Archie Shepp/Georg Breinschmid

Porgy & Bess
06.04.2004

Archie Shepp by Rainer Rygalyk
 


Archie Shepp (ts, p, voc), Georg Breinschmid (b)

Allen hat es gefallen, also war es gut, könnte man sage. Aber ich glaube, dass die Zuhörer eher 'Namen' schauen und hören kamen. Gut, Archie Shepp, der grantige alte Mann des Free-Jazz machte einen Abstecher nach Wien, überfüllte dabei das Porgy & Bess mit einem begeisterungswilligem Publikum. Aber war das deshalb schon gut? Shepp, eine Ikone aus den  60-er Jahren, ist natürlich inzwischen ein alter Mann, und das will ihm auch ganz sicher niemand vorwerfen, aber warum wagt man es nicht, ihm den gebührenden Tribut zu zollen und das ist musikalisch nur möglich, indem man seine alten, wunderbaren Tonträger auflegt, und, ihn z.B. dazu Geschichten erzählen lässt. Warum muss er sich, nach all den musikalischen Schlachten, die er geschlagen hat, so blamieren? Der österreichische Beitrag zu diesem Konzert war der großartige Bassist Georg Breinschmid. Leider wurde er in eine eher untertänige Haltung verwiesen, die dem Unternehmen zwar gut getan hat aber trotzdem hinterfragungswürdig bleibt. Gut, man kann das als Legende-Schauen Teil II sehen (Teil I war Dewey Redman) aber Archie Shepp ist auch am Klavier, das ja doch nicht ganz so anstrengend wie das Blasinstrument ist, fähig, jede Menge bluesige Töne zu produzieren. Er sucht routiniert nach Tönen und das ist dem werten Publikum offenbar genug. Eine Legende wird abgeliefert und die Zuhörer feiern sich selbst (siehe Auf Schalke, noch Erste Deutsche Bundesliga). Der Massenbesucher merkt wahrscheinlich nicht, wenn normale Tonfolgen nicht 'funktionieren'. Der 96-jährige Benny Waters war am Ende seiner Karriere besser in Form als Shepp. 400 zahlende Zuschauer können nicht irren. Dabei konnte man wieder einmal würzige Rauchwolken riechen, durfte alten Hadern (die zu mindestens gesanglich halbwegs passten)    lauschen und hielt den blechernen Ton des Saxophonisten für eine Attraktion.

 

Ernst Mitter

 


 

Obige Rezension wurde überarbeitet nachdem einige Anmerkungen in diesem Text, unerwartete wie überraschende Wellen geschlagen haben und als inakzeptable Polemik gebrandmarkt wurden, wobei über die Begrifflichkeit Polemik, wo beginnt sie – wo hört sie auf, diskutiert werden müsste. Wir haben uns zu diesem Schritt entschlossen, um eben weitere etwaig auftauchende „Reaktionspolemik“ oder übers Ziel schießende, unnötige Zuspitzungen zu vermeiden.
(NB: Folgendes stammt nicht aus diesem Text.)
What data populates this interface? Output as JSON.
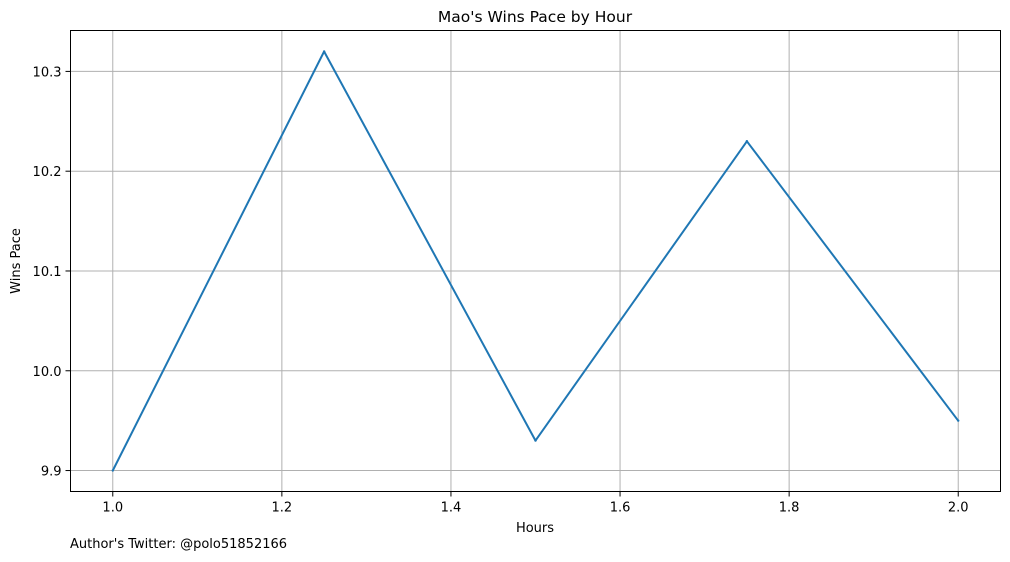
{
  "chart_data": {
    "type": "line",
    "title": "Mao's Wins Pace by Hour",
    "xlabel": "Hours",
    "ylabel": "Wins Pace",
    "x": [
      1.0,
      1.25,
      1.5,
      1.75,
      2.0
    ],
    "series": [
      {
        "values": [
          9.9,
          10.32,
          9.93,
          10.23,
          9.95
        ],
        "color": "#1f77b4"
      }
    ],
    "xlim": [
      0.95,
      2.05
    ],
    "ylim": [
      9.879,
      10.341
    ],
    "xticks": [
      "1.0",
      "1.2",
      "1.4",
      "1.6",
      "1.8",
      "2.0"
    ],
    "yticks": [
      "9.9",
      "10.0",
      "10.1",
      "10.2",
      "10.3"
    ],
    "grid": true
  },
  "footnote": "Author's Twitter: @polo51852166",
  "colors": {
    "line": "#1f77b4",
    "grid": "#b0b0b0"
  }
}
Gegenständliche in Worte gefasste Reaktion war eine unmittelbar emotionale – und ich denke, das ist prinzipiell gut so. Es entspricht dem Attribut von Musik. Dass derartige Betrachtungen persönlichen Befindlichkeiten entspringen, muss nicht extra betont werden. Klar ist ebenso, dass in dieser Bewegtheit die eine oder andere Überzogenheit zu Tage treten kann.
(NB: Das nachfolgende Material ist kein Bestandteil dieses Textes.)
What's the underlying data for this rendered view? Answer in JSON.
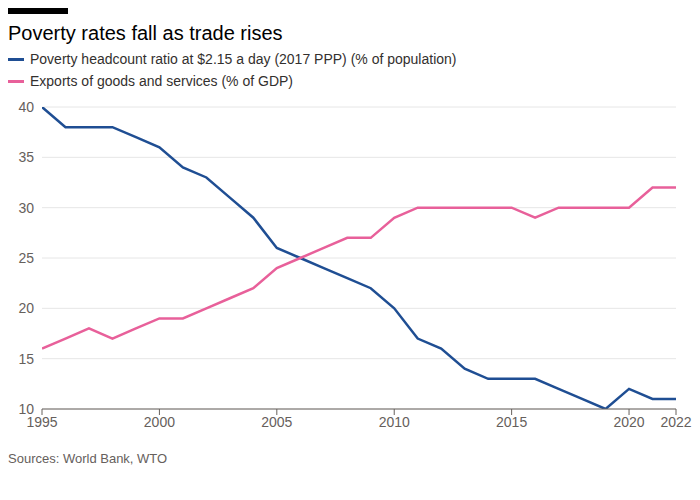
{
  "chart_data": {
    "type": "line",
    "title": "Poverty rates fall as trade rises",
    "source": "Sources: World Bank, WTO",
    "x": [
      1995,
      1996,
      1997,
      1998,
      1999,
      2000,
      2001,
      2002,
      2003,
      2004,
      2005,
      2006,
      2007,
      2008,
      2009,
      2010,
      2011,
      2012,
      2013,
      2014,
      2015,
      2016,
      2017,
      2018,
      2019,
      2020,
      2021,
      2022
    ],
    "series": [
      {
        "name": "Poverty headcount ratio at $2.15 a day (2017 PPP) (% of population)",
        "color": "#1f4e93",
        "values": [
          40,
          38,
          38,
          38,
          37,
          36,
          34,
          33,
          31,
          29,
          26,
          25,
          24,
          23,
          22,
          20,
          17,
          16,
          14,
          13,
          13,
          13,
          12,
          11,
          10,
          12,
          11,
          11
        ]
      },
      {
        "name": "Exports of goods and services (% of GDP)",
        "color": "#e8609a",
        "values": [
          16,
          17,
          18,
          17,
          18,
          19,
          19,
          20,
          21,
          22,
          24,
          25,
          26,
          27,
          27,
          29,
          30,
          30,
          30,
          30,
          30,
          29,
          30,
          30,
          30,
          30,
          32,
          32
        ]
      }
    ],
    "xlim": [
      1995,
      2022
    ],
    "xticks": [
      1995,
      2000,
      2005,
      2010,
      2015,
      2020,
      2022
    ],
    "ylim": [
      10,
      40
    ],
    "yticks": [
      10,
      15,
      20,
      25,
      30,
      35,
      40
    ],
    "grid": true,
    "legend": "top"
  }
}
Unserem Medium ist generell daran gelegen Kontroversielles zu veröffentlichen. Denn das birgt auch das Potential zu notwendigen Diskursen in sich.

Bedauerlich ist nur, dass es bis dato keine schriftlichen Reaktionen zu dieser Rezension gibt um Standpunkte gegeneinander abwiegen zu können.
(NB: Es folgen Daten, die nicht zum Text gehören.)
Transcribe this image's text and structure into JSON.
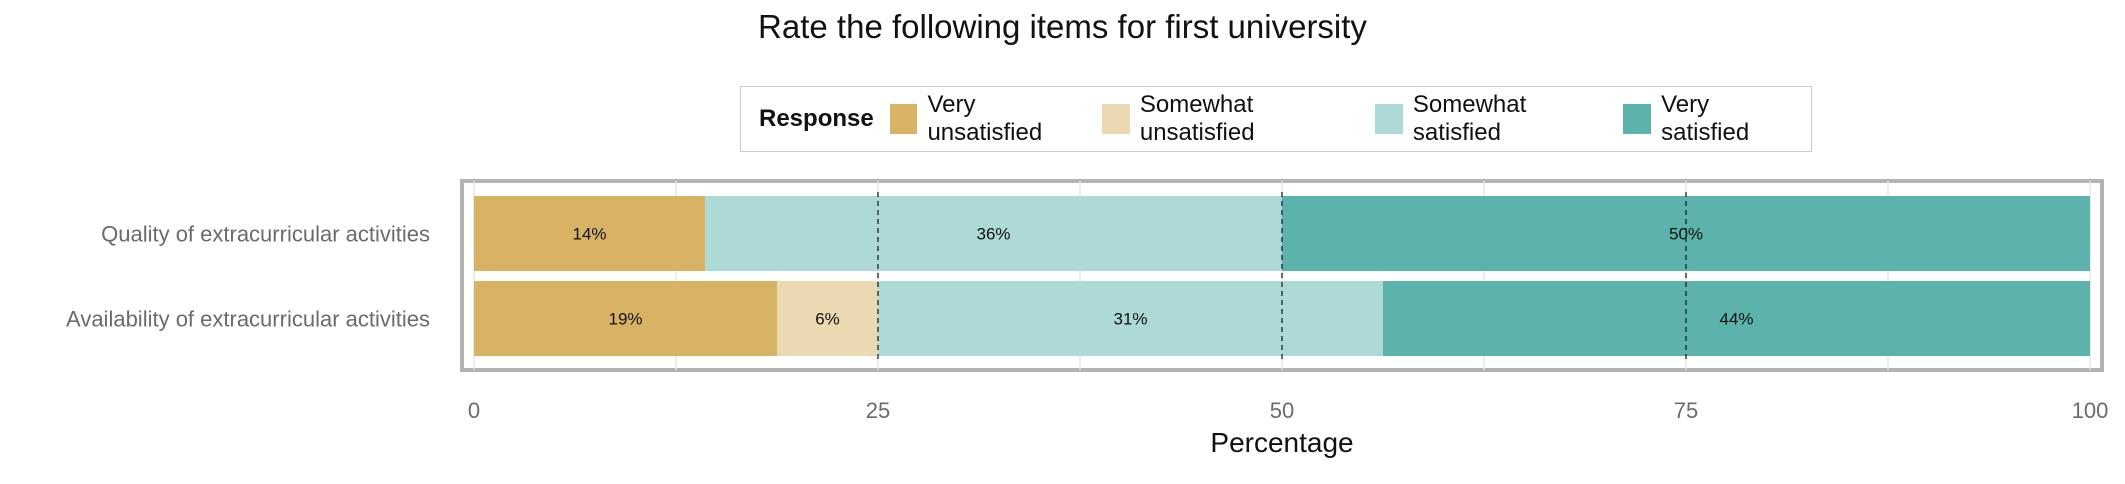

Vielleicht trotzige Positionen einzunehmen führt nicht zum Erreichen des berühmten grünen Zweiges. Das wäre aber doch anzustreben, im Sinne des Erhalts einer Meinungsvielfalt. Von „Gleichschalterei“ werden wir ja ansonsten tag-täglich über Gebühr infiltriert.

Anzumerken wäre noch, dass Inhalte veröffentlichter Texte nicht unbedingt die Meinung der Redaktion widerspiegeln.

Sollte sich jemand durch den Text verletzt gefühlt haben, sprechen wir hiermit unser Bedauern aus.